Having been born upon a warm speck of an island, Jeb’s ten years in Hawaii have exposed him little to temperatures below 70 degrees Fahrenheit. He’s seen snow twice in his lifetime and has never heard of an electric blanket (“You plug in a blanket? Why?”). His greatest exposure to any “real” winter has been limited to holidays in the climes of California.
So when a “cold” snap came through our island last night, cooling the air with some dramatic winds, we all feebly slipped on socks and shivered. The temperature gauge read about 63.
“Mom, it’s so cold in my room right now.”
“I know, it’s a little chilly tonight.”
“No, I mean it’s really cold. It’s cold like California.”
The whipping winds of yesterday have come to a complete standstill. Nothing moves. I kick off bed sheets in my sleep, as we rest in the thick air of an island petri dish paused in surreal calm.

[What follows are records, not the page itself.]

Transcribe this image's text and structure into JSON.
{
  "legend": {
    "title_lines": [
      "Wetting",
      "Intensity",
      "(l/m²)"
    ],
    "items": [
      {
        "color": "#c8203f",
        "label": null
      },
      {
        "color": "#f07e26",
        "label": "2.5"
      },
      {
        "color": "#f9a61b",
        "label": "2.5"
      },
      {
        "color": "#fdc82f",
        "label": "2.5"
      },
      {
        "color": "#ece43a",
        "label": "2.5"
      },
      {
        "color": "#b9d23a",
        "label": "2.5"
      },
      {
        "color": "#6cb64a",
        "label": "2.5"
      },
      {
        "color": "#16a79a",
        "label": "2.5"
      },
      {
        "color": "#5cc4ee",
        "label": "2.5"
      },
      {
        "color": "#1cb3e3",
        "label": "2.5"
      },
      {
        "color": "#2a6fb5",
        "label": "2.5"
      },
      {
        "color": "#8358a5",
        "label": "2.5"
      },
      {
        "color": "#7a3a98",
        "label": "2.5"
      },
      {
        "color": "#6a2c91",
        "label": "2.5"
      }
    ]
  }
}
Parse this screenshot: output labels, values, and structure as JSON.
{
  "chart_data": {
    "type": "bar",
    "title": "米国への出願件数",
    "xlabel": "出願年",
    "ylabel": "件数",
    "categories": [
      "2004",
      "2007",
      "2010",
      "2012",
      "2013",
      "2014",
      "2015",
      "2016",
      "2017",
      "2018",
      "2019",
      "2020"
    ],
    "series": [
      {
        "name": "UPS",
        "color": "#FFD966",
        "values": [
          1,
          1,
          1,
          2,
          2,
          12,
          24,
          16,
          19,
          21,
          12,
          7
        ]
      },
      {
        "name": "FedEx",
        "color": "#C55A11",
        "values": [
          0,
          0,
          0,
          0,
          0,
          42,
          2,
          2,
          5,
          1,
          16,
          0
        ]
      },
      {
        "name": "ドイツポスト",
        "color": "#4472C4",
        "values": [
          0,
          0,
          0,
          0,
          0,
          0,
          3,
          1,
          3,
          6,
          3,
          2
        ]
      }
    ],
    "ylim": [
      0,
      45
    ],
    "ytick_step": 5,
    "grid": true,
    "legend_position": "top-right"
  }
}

All is silent but for the faint sound of crickets in the pre-dawn dark, and the occasional rooster ricocheting calls from the tops of motionless trees.
So much can change so quickly, just look at the weather.
In my last posting, I bemoaned a broken water pump at our new abode, while watching trees bent sideways from wild gusts. Within 24 hours, I am in a new setting. Water flows from the tap. The air hangs stagnant.
With the water pump fixed yesterday, I got to do chores. Like four loads of laundry. Three piles of dishes (hot, sudsy water, all the while). I wiped away years of black film from behind the refrigerator. There was even joy in cleaning someone else’s left-behind grime. Because I could. Oh, the delight of running water!
All day I drank glassfuls of precious liquid. Some with lemon. Some with fresh mint. Some glasses, just plain, fresh water.
Now, with the winds so dramatically stilled, this morning’s pregnant pause is full of mystery.
Water still runs from the tap. I have more cleaning plans in store. But then there’s the weather. Sort of solely in charge. We are vulnerable, despite extended forecasts. I am humbled in the mystique of this stillness.
One thing I love about travel is being able to live the lines where similar and different blur. Seems no matter where you go, there are things that are the same all over, yet often expressed in just a little different way.
A change of scenery, seeing the familiar in new settings, offers fresh perspectives. We view ourselves and the world from new angles.
Since these shots were taken on our recent trip to Chicago, I can’t help but think of those in the mid-west, recently affected by the severe weather of over 80 tornadoes. When we checked in with our friends who live there, they told us they’d decided to harness the gusts and get in an end-of-the-season windsurfing session in.
Not everyone was able to play.
Today I send good wishes, peace, ease, and speedy recovery to all of those impacted by the storm. May we all remain humble in the face of Mother Nature and stay grateful for all the precious things.